At the same time that the AHSS model was being explored, the integration model was underpinning service innovation in a range of contexts across the Partnership [19]. Implemented at a range of scales in response to the NHS inspired Vanguards, integration in the Partnership was explored through the Greater Manchester Cancer Vanguard [an Acute Care Collaboration], Salford Together [an Integrated Primary and Acute Care System], and Salford and Wigan Foundation Chain [another Acute Care Collaboration], and Stockport Together [a Multispeciality Community Provider Initiative]. The Partnership itself put two major programmes of work into effect, the Primary Care Strategy, which included a workforce strategy, and the Improving Specialist Care Programme, both major programmes of work significantly changing care and delivery.

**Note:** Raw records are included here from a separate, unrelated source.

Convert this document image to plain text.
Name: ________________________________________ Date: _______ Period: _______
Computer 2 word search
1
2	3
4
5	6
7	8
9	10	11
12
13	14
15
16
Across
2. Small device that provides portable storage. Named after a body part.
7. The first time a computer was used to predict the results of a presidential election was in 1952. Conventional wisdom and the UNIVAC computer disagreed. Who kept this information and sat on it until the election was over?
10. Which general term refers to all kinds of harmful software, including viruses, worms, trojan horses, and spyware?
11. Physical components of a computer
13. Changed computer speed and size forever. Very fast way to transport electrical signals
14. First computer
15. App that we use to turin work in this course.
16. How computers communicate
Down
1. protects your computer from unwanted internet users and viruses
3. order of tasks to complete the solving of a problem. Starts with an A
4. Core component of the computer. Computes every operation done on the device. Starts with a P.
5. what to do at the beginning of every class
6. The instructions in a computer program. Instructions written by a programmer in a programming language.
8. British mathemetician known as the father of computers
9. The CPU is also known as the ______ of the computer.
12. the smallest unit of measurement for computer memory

Within the GM Primary Care Strategy, the AHSS has some limited involvement, in three of the nine areas of the strategy, Digital Enabled Primary Care, Tackling Health inequalities (asthmas) and Improving Quality in Primary care (increasing research), while there was no formal involvement in the Integrated Neighbourhood, Primary and Community Centred Approaches, the Improved Access work, Population Health, or Using information for Improvement and Workforce Development [20].
Conclusion
The AHSS created by the MOU was only a partially vertically integrated system and while it had high ambitions, it was initially a small-scale initiative with a diverse range of resources that initial optimism of devolution had not aligned coherently. Relaunched as an organisation to solve the problem of coordinating the GM-based scientific and innovation capabilities, Health Innovation Manchester has begun to develop organisational machinery to address the innovation needs of the Partnership. Could then the Partnership’s vision for innovation ever belong solely to an AHSS? At this stage in the running, it seems an unlikely development in the short term, since health and social care innovation driven by integration approaches is currently more far reaching. But there remains value in the concepts of AHSS and integrated care both influencing practice. Each brings perspective: the former is a theory of the middle range that can be more prescriptive about actors and their roles, while the latter, being a grand theory, supports reflexivity, which is key to innovation. The answer to Dzau’s question is that it may be better to have a balance of perspectives on how to achieve change, and that paradigms may be good, but pragmatism is better.
Competing Interests
The authors have no competing interests to declare.